Perceba que o autor se declara conhecido como RABINO Misha El há Levi , é escritor, professor e afirma que publicou suas obras inclusive na internet.

Alega que foi surpreendido quando soube que havia um livro, no caso o livro do requerido no qual constava uma fotografia do autor na capa.

Ora, havemos de tecer alguns comentários: primeiro, imagens da internet estão disponível para qualquer criança que queira brincar e por ela caminhar; segundo, na capa do livro do requerido não está inserida uma fotografia , não, pelo contrário, o que está inserido e, para olhos leigos o que mais parece é uma imagem de computação gráfica na qual há a imagem de um "sacerdote" judeu, não uma fotografia!

Outrossim, o autor alega que as somas das vendas dos livros do requerido superam a marca de 80 mil exemplares e que o valor da obra seria no importe de R$ 00.000,00.

Ora Excelência, tal afirmação é uma aberração, pois não é possível haver tamanha venda e em valor tão elevado, explicamos!

O requerido é pastor evangélico, vive de palestras ministradas em igrejas e cursos de lideranças, família e afins.

No presente caso, o requerido tentou incorporar a seu rol de literatura o livro em discussão Cultura, Leis e Costumes do povo judaico, que é a base do Cristianismo, com o fim de trazer conhecimento bíblico, e histórico acerca da religião.

No entanto, é certo que o povo evangélico, em sua grande maioria, é composto por pessoas simples, de tal sorte que os temas sobre família, prosperidade, liderança e estudos bíblicos mais práticos detém, evidentemente, maior interesse.

Deste modo, temos que os livros nunca são vendidos ao preço de R$ 00.000,00simplesmente porque não há como tal acontecer.

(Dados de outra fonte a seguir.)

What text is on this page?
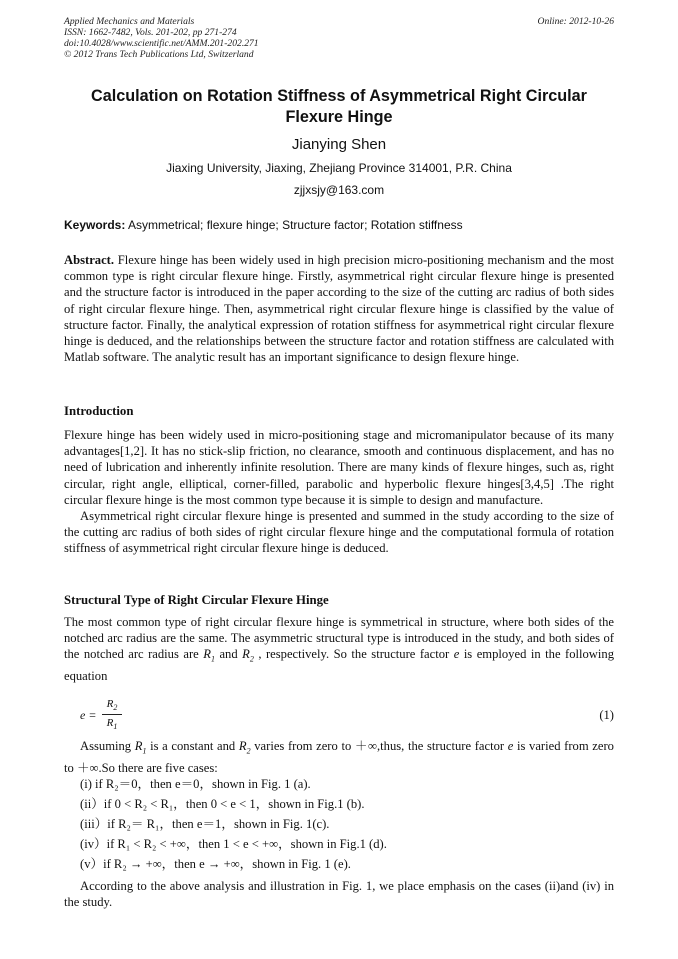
Applied Mechanics and Materials
ISSN: 1662-7482, Vols. 201-202, pp 271-274
doi:10.4028/www.scientific.net/AMM.201-202.271
© 2012 Trans Tech Publications Ltd, Switzerland
Online: 2012-10-26
Calculation on Rotation Stiffness of Asymmetrical Right Circular Flexure Hinge
Jianying Shen
Jiaxing University, Jiaxing, Zhejiang Province 314001, P.R. China
zjjxsjy@163.com
Keywords: Asymmetrical; flexure hinge; Structure factor; Rotation stiffness
Abstract. Flexure hinge has been widely used in high precision micro-positioning mechanism and the most common type is right circular flexure hinge. Firstly, asymmetrical right circular flexure hinge is presented and the structure factor is introduced in the paper according to the size of the cutting arc radius of both sides of right circular flexure hinge. Then, asymmetrical right circular flexure hinge is classified by the value of structure factor. Finally, the analytical expression of rotation stiffness for asymmetrical right circular flexure hinge is deduced, and the relationships between the structure factor and rotation stiffness are calculated with Matlab software. The analytic result has an important significance to design flexure hinge.
Introduction
Flexure hinge has been widely used in micro-positioning stage and micromanipulator because of its many advantages[1,2]. It has no stick-slip friction, no clearance, smooth and continuous displacement, and has no need of lubrication and inherently infinite resolution. There are many kinds of flexure hinges, such as, right circular, right angle, elliptical, corner-filled, parabolic and hyperbolic flexure hinges[3,4,5] .The right circular flexure hinge is the most common type because it is simple to design and manufacture.
Asymmetrical right circular flexure hinge is presented and summed in the study according to the size of the cutting arc radius of both sides of right circular flexure hinge and the computational formula of rotation stiffness of asymmetrical right circular flexure hinge is deduced.
Structural Type of Right Circular Flexure Hinge
The most common type of right circular flexure hinge is symmetrical in structure, where both sides of the notched arc radius are the same. The asymmetric structural type is introduced in the study, and both sides of the notched arc radius are $R_1$ and $R_2$ , respectively. So the structure factor e is employed in the following equation
$e = \frac{R_2}{R_1}$	(1)
Assuming $R_1$ is a constant and $R_2$ varies from zero to ＋∞,thus, the structure factor e is varied from zero to ＋∞.So there are five cases:
(i) if R₂＝0，then e＝0，shown in Fig. 1 (a).
(ii）if 0 < R₂ < R₁，then 0 < e < 1，shown in Fig.1 (b).
(iii）if R₂＝ R₁，then e＝1，shown in Fig. 1(c).
(iv）if R₁ < R₂ < +∞，then 1 < e < +∞，shown in Fig.1 (d).
(v）if R₂ → +∞，then e → +∞，shown in Fig. 1 (e).
According to the above analysis and illustration in Fig. 1, we place emphasis on the cases (ii)and (iv) in the study.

Perceba que os livros do requerido nunca foram disponibilizados em livrarias, pois são livros de pequena tiragem e sem apelo popular.

Todos os livros são comercializados ao término de cada palestra, nas portas das igrejas onde são realizadas, pagos diretamente ao requerido, no valor unitário de R$ 00.000,00.

Tanto é assim que o autor somente teve acesso ao livro porque uma de suas alunas o encontrou num Sebo, no Bairro de São Miguel Paulista, conforme consta da exordial.

Perceba que, tivesse o livro do requerido disponibilizado em livrarias de qualquer porte, por certo o autor teria percebido e apontado na exordial, porém não o fez pela simples razão de que não há nenhum livro do requerido a disposição em nenhuma livraria.

Tal é a mais pura verdade, se verificarmos que conforme a Nota Fiscal nº 7666, Serie 1, temos que a tiragem do livro foi de 1530 unidades, no valor de R$ 00.000,00.

Não houve nova tiragem do presente livro, ou seja, no máximo foram comercializadas 1530 unidades ao valor de R$ 00.000,00a unidade!

O autor alegou que efetivou a compra através do facebook, onde o requerido apresenta o livro como sendo um grande best seller com tiragem de 80 mil exemplares vendidos!

Tal alegação, por parte do requerido, se justifica da maneira que usa deste artifício com o fim único de alavancar as vendas, no entanto, efetivamente o tema do livro não é tema de interesse direto de cristãos evangélicos frequentadores de igrejas evangélicas!

O autor adquiriu por R$ 00.000,00, cumpre esclarecer não somente o presente livro, mas um kit com 5 livros, pois é desta maneira que o requerido efetua suas vendas, entrega pelo correio, mas solicita um valor mínimo para compensar o traslado da obra. Os livros que foram entregues ao autor foram: Cultura Lei e Costumes; Manual do Ganhador de Almas; as Leis da Colheita; as 7 Principais Doutrinas Bíblicas; e o Sermanário Geográfico . Todos livros de autoria do requerido.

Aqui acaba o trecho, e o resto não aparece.